I am trying to determine the number of verbs (n) in each tense and aspect (TA) for each text (filename) in my dataset. I have my data saved as a tibble (see below), but the values in the n column are not yet accurate because some categories subsume others. For instance, to get an accurate count of past_simple, I need to subtract the number (n) for past_perfect and present_progressive in that same text. Essentially, I am looking to do something like this:
Subtract the value (n) of past_perfect and past_progressive from the value of past_simple for filename BIO.GO.01.1
Repeat this process for each individual file
tib <- structure(
list(
TA = c(
"past_perfect",
"past_progressive",
"past_simple",
"past_simple",
"past_simple",
"past_simple",
"past_simple",
"past_simple",
"past_perfect",
"past_progressive"
),
tense = c(
"past",
"past",
"past",
"past",
"past",
"past",
"past",
"past",
"past",
"past"
),
aspect = c(
"perfect",
"progressive",
"simple",
"simple",
"simple",
"simple",
"simple",
"simple",
"perfect",
"progressive"
),
filename = c(
"BIO.G0.01.1",
"BIO.G0.01.1",
"BIO.G0.01.1",
"BIO.G0.02.1",
"BIO.G0.02.2",
"BIO.G0.02.4",
"BIO.G0.02.5",
"BIO.G0.02.6",
"BIO.G0.03.1",
"BIO.G0.03.1"
),
discipline = c(
"BIO",
"BIO",
"BIO",
"BIO",
"BIO",
"BIO",
"BIO",
"BIO",
"BIO",
"BIO"
),
nativeness = c("NS", "NS", "NS",
"NS", "NS", "NS", "NS", "NS", "NS", "NS"),
year = c("G0",
"G0", "G0", "G0", "G0", "G0", "G0", "G0", "G0", "G0"),
gender = c("F",
"F", "F", "M", "M", "M", "M", "M", "F", "F"),
n = c(2L, 2L,
57L, 39L, 3L, 4L, 49L, 103L, 1L, 1L)
),
class = c("grouped_df",
"tbl_df", "tbl", "data.frame"),
row.names = c(NA,-10L),
groups = structure(
list(
filename = c(
"BIO.G0.01.1",
"BIO.G0.02.1",
"BIO.G0.02.2",
"BIO.G0.02.4",
"BIO.G0.02.5",
"BIO.G0.02.6",
"BIO.G0.03.1"
),
discipline = c("BIO", "BIO", "BIO", "BIO", "BIO", "BIO",
"BIO"),
nativeness = c("NS", "NS", "NS", "NS", "NS", "NS",
"NS"),
year = c("G0", "G0", "G0", "G0", "G0", "G0", "G0"),
gender = c("F", "M", "M", "M", "M", "M", "F"),
.rows = structure(
list(1:3, 4L, 5L, 6L, 7L, 8L, 9:10),
ptype = integer(0),
class = c("vctrs_list_of",
"vctrs_vctr", "list")
)
),
class = c("tbl_df", "tbl", "data.frame"),
row.names = c(NA,-7L),
.drop = TRUE
)
)
I know how to subtract rows from other rows based on their position, like this:
tib[3, 9] <- tib[3, 9] - tib[2, 9] - tib[1, 9]

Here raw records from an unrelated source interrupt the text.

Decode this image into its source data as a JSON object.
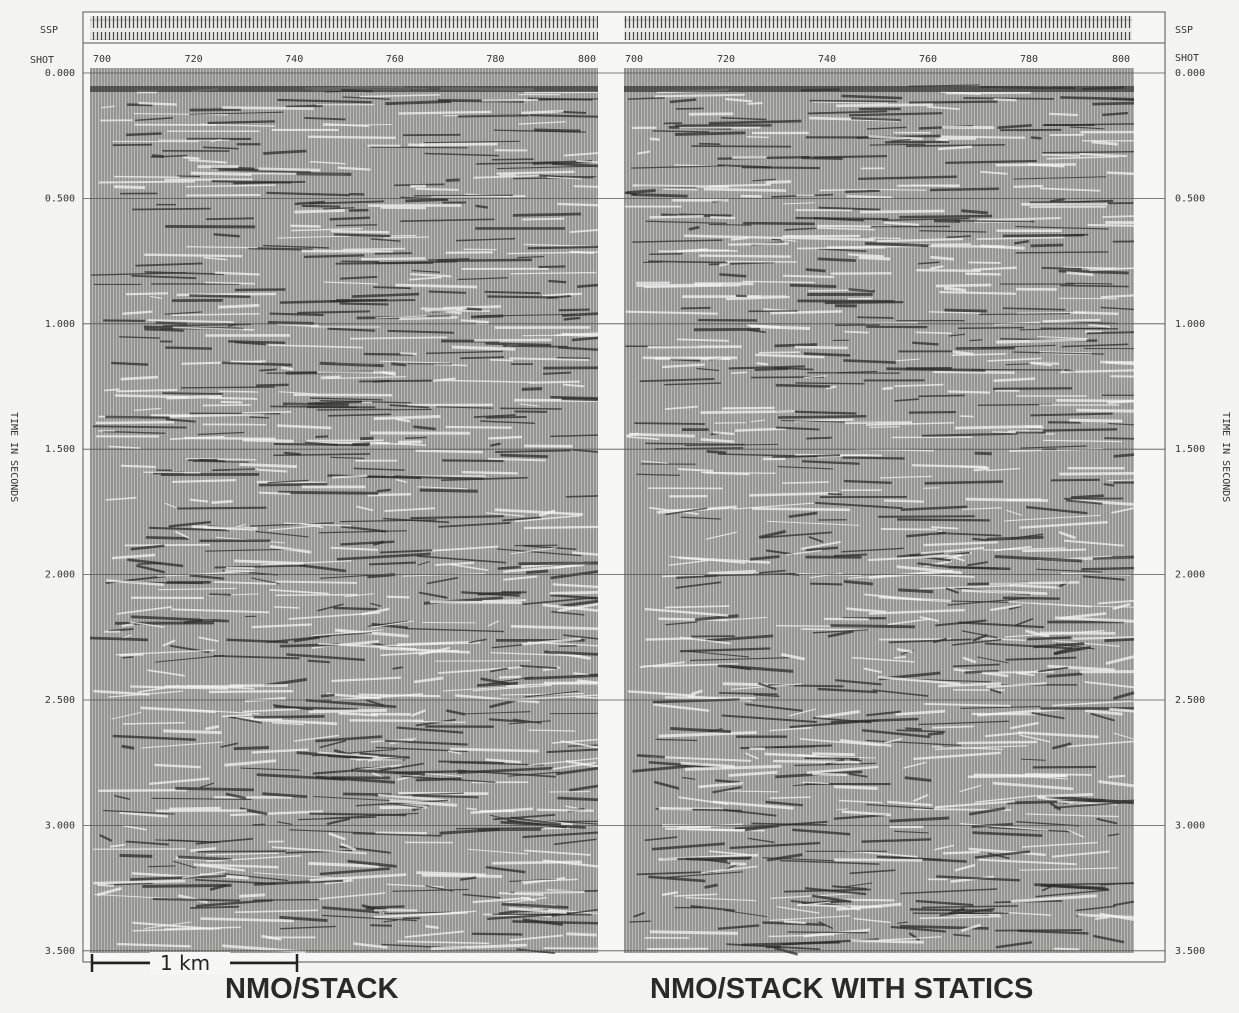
{
  "left_axis": {
    "ssp": "SSP",
    "shot": "SHOT",
    "axis_title": "TIME IN SECONDS",
    "time_labels": [
      "0.000",
      "0.500",
      "1.000",
      "1.500",
      "2.000",
      "2.500",
      "3.000",
      "3.500"
    ]
  },
  "right_axis": {
    "ssp": "SSP",
    "shot": "SHOT",
    "axis_title": "TIME IN SECONDS",
    "time_labels": [
      "0.000",
      "0.500",
      "1.000",
      "1.500",
      "2.000",
      "2.500",
      "3.000",
      "3.500"
    ]
  },
  "panels": [
    {
      "title": "NMO/STACK",
      "shot_labels": [
        "700",
        "720",
        "740",
        "760",
        "780",
        "800"
      ]
    },
    {
      "title": "NMO/STACK WITH STATICS",
      "shot_labels": [
        "700",
        "720",
        "740",
        "760",
        "780",
        "800"
      ]
    }
  ],
  "scale_bar": "1 km"
}
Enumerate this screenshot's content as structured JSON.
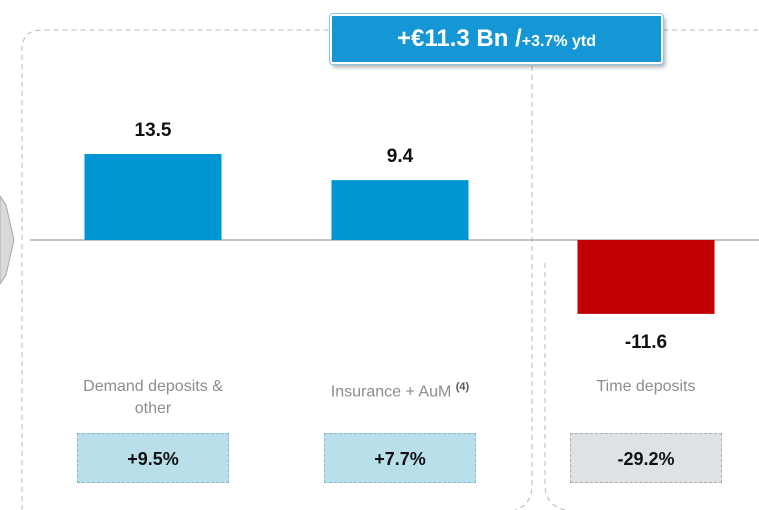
{
  "chart_data": {
    "type": "bar",
    "badge": {
      "main": "+€11.3 Bn /",
      "sub": "+3.7% ytd"
    },
    "categories": [
      "Demand deposits & other",
      "Insurance + AuM",
      "Time deposits"
    ],
    "category_superscripts": [
      null,
      "(4)",
      null
    ],
    "values": [
      13.5,
      9.4,
      -11.6
    ],
    "colors": [
      "#0096d6",
      "#0096d6",
      "#c00000"
    ],
    "changes": [
      "+9.5%",
      "+7.7%",
      "-29.2%"
    ],
    "change_colors": [
      "#b8dfea",
      "#b8dfea",
      "#dfe2e5"
    ]
  }
}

But the rows do not always appear in this predictable order because not all TA options are present in each text (filename). I'm also not sure how to write the code to restart this process again each time it comes across a new filename.
I am still learning how to manipulate data in R. Any suggestions would be very much appreciated!